One Centimetre is enough

25.06.2008
http://www.innovations-report.com/ht...rt-113050.html

Did you eat fish last year that contained high mercury levels? A researcher at the Norwegian University of Science and Technology has developed an innovative test that uses hair to provide the answer

Blond or dark, long or short, curly or straight: Hair is far more than just an ornament atop your head. In fact, a single strand of hair amounts to an entire biological information bank. And the longer the hair, the more information it contains.

Like a multiple - year blood test

Trace metals such as iron, zinc, copper, nickel, mercury, manganese or molybdenum are found in the body in extremely small amounts. They serve a variety of functions, and are consumed through food and drink. The body doesn’t produce these substances on its own. Currently, if for some reason you want to check the trace metal levels in your body, you have to go to the doctor, who will take the centilitres of blood needed for a test, and send them off to be analysed.

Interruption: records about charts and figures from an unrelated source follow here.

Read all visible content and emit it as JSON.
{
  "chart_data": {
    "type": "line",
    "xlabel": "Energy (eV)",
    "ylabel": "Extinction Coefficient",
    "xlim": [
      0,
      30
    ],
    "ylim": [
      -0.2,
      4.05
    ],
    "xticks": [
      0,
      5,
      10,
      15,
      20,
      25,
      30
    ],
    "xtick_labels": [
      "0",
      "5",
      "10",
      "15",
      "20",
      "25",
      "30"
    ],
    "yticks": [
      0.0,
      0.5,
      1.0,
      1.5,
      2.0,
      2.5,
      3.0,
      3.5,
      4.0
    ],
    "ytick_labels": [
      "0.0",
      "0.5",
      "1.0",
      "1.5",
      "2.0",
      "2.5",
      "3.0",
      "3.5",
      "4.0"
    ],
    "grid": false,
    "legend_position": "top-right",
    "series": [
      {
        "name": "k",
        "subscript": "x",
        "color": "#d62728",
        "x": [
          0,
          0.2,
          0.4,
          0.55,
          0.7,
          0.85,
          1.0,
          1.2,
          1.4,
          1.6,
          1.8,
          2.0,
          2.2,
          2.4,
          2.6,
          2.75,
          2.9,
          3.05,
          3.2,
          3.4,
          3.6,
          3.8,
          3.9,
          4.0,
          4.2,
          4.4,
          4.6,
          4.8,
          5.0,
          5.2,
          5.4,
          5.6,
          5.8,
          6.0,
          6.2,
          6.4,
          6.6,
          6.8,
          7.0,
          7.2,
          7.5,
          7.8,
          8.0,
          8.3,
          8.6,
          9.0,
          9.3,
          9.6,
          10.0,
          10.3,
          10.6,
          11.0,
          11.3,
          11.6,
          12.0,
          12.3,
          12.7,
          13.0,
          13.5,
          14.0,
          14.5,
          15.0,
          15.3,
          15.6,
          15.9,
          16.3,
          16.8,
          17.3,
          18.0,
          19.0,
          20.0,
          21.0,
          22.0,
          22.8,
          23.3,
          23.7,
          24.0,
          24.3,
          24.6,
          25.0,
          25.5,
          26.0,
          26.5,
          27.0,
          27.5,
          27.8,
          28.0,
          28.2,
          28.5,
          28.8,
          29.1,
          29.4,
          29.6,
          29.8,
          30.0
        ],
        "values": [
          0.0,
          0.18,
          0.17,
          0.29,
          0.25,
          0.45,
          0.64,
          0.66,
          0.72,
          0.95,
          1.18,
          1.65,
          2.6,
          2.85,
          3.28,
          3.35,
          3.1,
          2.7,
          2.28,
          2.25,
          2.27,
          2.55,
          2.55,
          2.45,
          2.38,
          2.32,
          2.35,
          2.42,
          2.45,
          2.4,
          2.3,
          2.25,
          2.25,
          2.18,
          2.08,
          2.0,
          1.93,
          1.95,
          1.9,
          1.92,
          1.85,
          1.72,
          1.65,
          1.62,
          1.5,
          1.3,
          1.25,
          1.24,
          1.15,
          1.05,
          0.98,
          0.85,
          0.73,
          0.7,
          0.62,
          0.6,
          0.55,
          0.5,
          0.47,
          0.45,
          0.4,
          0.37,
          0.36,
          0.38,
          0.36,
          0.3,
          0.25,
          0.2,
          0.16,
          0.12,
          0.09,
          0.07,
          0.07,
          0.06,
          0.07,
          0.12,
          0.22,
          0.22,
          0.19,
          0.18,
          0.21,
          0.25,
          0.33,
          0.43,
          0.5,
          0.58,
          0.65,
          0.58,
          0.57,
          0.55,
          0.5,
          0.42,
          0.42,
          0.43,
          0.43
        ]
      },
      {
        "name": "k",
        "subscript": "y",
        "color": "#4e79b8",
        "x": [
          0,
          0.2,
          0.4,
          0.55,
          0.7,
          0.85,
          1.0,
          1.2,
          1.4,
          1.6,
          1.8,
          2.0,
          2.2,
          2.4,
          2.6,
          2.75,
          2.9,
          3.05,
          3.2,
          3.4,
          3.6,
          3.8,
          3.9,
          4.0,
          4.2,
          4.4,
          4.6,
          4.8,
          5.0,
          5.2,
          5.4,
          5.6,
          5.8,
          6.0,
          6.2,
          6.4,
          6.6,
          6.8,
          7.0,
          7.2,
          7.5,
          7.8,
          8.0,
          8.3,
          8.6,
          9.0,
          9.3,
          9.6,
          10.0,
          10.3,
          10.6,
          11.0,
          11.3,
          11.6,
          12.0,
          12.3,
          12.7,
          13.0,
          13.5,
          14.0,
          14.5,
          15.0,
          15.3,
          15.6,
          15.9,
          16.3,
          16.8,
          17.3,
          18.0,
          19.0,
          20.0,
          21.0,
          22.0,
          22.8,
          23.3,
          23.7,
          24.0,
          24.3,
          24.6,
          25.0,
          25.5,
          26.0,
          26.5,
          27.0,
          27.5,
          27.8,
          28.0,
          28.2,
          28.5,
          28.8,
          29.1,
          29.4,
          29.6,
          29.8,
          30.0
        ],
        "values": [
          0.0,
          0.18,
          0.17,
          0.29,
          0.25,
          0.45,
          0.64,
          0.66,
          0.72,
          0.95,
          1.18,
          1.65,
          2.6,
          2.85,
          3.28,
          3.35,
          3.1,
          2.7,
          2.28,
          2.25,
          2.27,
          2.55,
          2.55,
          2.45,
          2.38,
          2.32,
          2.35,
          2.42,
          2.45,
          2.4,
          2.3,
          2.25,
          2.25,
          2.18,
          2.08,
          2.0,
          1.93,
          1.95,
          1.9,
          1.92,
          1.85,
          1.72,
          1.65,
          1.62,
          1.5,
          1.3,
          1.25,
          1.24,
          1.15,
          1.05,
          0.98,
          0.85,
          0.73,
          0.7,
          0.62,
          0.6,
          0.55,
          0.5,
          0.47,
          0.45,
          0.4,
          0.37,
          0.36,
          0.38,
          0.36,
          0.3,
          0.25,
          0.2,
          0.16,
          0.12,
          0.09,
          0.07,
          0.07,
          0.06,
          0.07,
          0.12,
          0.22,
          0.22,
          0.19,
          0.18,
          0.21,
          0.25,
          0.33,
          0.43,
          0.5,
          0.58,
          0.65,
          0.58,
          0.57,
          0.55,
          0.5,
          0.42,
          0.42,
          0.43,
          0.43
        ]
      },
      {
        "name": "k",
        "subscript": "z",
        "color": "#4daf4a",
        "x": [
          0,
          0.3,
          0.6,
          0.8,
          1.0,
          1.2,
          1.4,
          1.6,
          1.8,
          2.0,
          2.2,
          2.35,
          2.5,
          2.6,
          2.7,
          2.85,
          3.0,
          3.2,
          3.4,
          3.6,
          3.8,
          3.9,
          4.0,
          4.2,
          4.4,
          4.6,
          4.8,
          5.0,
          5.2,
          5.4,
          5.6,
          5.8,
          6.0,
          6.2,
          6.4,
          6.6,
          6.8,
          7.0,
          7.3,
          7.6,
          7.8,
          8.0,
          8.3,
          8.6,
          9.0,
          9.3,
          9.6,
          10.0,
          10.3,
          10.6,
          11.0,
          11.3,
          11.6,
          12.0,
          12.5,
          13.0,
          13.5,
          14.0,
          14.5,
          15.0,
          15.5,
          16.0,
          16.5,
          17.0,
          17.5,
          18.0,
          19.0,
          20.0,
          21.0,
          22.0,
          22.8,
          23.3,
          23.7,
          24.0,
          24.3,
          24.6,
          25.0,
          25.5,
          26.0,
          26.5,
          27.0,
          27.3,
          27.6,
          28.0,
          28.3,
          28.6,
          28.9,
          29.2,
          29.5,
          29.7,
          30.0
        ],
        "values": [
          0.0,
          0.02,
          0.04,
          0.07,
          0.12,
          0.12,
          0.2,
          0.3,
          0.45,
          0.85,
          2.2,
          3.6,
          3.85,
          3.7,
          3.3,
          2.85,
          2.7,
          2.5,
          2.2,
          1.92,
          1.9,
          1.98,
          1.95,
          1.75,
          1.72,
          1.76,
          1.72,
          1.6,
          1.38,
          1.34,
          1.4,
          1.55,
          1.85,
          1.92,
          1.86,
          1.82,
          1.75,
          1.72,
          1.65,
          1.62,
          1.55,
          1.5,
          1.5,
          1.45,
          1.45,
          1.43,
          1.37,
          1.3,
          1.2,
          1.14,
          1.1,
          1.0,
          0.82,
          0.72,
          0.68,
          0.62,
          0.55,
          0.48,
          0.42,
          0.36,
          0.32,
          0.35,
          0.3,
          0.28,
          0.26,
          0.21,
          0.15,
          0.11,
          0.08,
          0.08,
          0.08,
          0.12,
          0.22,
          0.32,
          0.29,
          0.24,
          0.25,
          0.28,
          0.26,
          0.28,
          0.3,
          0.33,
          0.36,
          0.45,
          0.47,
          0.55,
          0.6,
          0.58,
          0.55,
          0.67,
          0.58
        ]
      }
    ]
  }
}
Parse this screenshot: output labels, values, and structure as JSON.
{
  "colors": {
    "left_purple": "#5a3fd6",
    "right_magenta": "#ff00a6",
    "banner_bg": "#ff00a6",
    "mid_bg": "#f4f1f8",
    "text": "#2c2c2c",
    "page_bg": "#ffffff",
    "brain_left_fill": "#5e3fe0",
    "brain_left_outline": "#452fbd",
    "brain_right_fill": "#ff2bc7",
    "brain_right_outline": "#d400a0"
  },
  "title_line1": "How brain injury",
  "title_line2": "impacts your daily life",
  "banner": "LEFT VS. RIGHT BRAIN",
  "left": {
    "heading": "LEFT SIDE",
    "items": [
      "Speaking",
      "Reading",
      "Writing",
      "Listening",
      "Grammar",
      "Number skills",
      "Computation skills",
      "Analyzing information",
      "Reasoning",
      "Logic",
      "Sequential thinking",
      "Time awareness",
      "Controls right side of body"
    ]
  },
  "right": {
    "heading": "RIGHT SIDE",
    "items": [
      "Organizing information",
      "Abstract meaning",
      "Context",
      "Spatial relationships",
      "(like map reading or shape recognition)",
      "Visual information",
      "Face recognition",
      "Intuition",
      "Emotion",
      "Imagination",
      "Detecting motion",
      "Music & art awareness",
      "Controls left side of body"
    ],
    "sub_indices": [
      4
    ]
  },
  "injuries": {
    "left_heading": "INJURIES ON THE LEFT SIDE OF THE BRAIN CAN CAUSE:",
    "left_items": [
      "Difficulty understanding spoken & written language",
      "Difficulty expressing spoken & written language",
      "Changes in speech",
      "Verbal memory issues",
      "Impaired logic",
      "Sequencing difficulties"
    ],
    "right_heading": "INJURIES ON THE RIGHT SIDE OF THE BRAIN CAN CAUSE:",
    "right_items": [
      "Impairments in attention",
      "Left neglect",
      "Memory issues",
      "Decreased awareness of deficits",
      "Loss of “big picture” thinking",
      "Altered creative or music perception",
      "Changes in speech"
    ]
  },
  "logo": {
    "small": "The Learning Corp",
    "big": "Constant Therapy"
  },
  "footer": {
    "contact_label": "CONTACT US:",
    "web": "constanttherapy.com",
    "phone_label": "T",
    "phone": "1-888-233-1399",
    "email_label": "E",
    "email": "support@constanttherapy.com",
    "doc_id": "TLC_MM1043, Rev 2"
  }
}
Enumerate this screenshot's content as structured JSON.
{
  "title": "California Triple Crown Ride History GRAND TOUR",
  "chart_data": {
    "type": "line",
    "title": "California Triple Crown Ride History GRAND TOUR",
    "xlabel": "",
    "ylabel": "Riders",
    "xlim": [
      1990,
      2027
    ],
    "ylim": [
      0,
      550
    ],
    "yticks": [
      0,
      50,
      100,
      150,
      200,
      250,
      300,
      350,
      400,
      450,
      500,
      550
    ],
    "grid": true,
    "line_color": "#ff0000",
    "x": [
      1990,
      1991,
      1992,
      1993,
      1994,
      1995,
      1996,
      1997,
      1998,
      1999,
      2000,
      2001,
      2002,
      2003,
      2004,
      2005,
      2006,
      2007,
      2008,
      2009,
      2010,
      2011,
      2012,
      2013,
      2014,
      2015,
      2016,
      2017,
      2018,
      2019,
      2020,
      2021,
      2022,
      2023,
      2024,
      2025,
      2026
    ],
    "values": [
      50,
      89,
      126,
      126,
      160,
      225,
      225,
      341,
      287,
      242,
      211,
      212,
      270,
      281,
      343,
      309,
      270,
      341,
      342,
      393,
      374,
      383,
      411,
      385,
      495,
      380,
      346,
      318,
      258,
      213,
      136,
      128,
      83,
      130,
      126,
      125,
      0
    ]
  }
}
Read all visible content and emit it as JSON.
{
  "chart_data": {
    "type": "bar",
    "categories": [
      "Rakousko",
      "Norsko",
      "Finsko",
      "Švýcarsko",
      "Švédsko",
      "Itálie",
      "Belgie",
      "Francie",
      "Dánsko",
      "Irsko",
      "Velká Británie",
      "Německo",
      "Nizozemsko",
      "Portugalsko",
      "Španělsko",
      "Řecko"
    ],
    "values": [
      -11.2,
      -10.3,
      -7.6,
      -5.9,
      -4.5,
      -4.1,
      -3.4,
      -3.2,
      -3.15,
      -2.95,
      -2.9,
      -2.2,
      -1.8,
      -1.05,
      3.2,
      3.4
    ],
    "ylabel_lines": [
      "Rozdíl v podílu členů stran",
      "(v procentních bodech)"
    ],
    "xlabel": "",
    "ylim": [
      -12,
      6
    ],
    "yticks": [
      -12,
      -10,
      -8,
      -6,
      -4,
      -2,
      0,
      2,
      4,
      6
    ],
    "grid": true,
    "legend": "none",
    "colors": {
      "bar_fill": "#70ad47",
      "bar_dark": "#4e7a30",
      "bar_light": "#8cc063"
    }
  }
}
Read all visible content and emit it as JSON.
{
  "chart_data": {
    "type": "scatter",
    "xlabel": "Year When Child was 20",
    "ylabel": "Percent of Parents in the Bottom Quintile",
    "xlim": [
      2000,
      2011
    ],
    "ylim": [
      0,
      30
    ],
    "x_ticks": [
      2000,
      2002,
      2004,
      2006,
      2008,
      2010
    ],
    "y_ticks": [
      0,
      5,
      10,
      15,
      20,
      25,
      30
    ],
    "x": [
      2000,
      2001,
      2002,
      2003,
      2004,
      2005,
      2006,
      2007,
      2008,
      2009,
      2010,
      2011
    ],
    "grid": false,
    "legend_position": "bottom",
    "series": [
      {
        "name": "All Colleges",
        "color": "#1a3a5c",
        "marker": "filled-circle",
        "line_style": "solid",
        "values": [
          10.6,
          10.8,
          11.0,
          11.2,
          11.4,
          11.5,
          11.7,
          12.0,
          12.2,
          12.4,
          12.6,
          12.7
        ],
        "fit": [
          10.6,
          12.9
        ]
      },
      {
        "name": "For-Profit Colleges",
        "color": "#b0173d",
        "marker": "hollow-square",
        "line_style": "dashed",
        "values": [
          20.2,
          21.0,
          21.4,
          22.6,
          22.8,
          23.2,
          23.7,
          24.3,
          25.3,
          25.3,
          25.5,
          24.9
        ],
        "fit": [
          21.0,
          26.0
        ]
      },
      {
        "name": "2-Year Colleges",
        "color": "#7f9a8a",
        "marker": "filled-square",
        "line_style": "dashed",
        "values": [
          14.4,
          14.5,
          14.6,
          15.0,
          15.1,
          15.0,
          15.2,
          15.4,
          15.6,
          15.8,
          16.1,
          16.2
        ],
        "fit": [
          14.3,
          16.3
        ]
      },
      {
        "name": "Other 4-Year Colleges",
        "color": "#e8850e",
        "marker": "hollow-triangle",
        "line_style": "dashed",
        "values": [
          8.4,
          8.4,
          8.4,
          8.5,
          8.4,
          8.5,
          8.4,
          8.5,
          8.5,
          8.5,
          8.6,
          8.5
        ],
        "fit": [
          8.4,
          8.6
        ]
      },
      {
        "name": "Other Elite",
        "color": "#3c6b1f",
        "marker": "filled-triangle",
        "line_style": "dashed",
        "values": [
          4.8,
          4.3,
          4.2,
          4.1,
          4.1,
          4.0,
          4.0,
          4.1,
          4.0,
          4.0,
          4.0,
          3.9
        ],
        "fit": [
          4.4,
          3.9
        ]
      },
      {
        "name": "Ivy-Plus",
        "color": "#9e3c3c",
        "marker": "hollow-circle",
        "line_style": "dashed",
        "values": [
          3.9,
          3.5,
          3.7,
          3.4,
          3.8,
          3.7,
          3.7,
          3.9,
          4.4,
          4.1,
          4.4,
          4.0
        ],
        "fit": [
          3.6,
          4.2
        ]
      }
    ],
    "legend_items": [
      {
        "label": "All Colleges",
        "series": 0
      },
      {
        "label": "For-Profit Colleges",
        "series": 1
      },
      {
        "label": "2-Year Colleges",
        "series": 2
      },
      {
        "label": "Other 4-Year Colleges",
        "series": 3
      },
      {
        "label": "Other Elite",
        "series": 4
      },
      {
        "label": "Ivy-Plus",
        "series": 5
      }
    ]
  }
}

But now Kristin Gellein, a PhD student at the Norwegian University of Science and Technology (NTNU), has developed a new and better analytical method to measure trace metals and other elements in the body. And all she needs is a tiny little strand of hair. Just one centimetre is enough – from that Gellein can sift out and quantify up to 30 different trace metals.

The significance of Gellein’s test is this: the substances found in hair mirror the substances found in the blood. And because hair grows at a rate of about one centimetre per month, Gellein can conduct a retrospective blood analysis by testing hair centimetre by centimetre. A single strand of hair thus becomes a kind of time machine, allowing Gellein to track a person’s trace metal exposure back in time.

A regular blood test just provides information on a person’s blood levels at the time that the blood test is taken. But an analysis of hair is more like a continuous blood test – and if the strand is long enough, the information it stores can span years.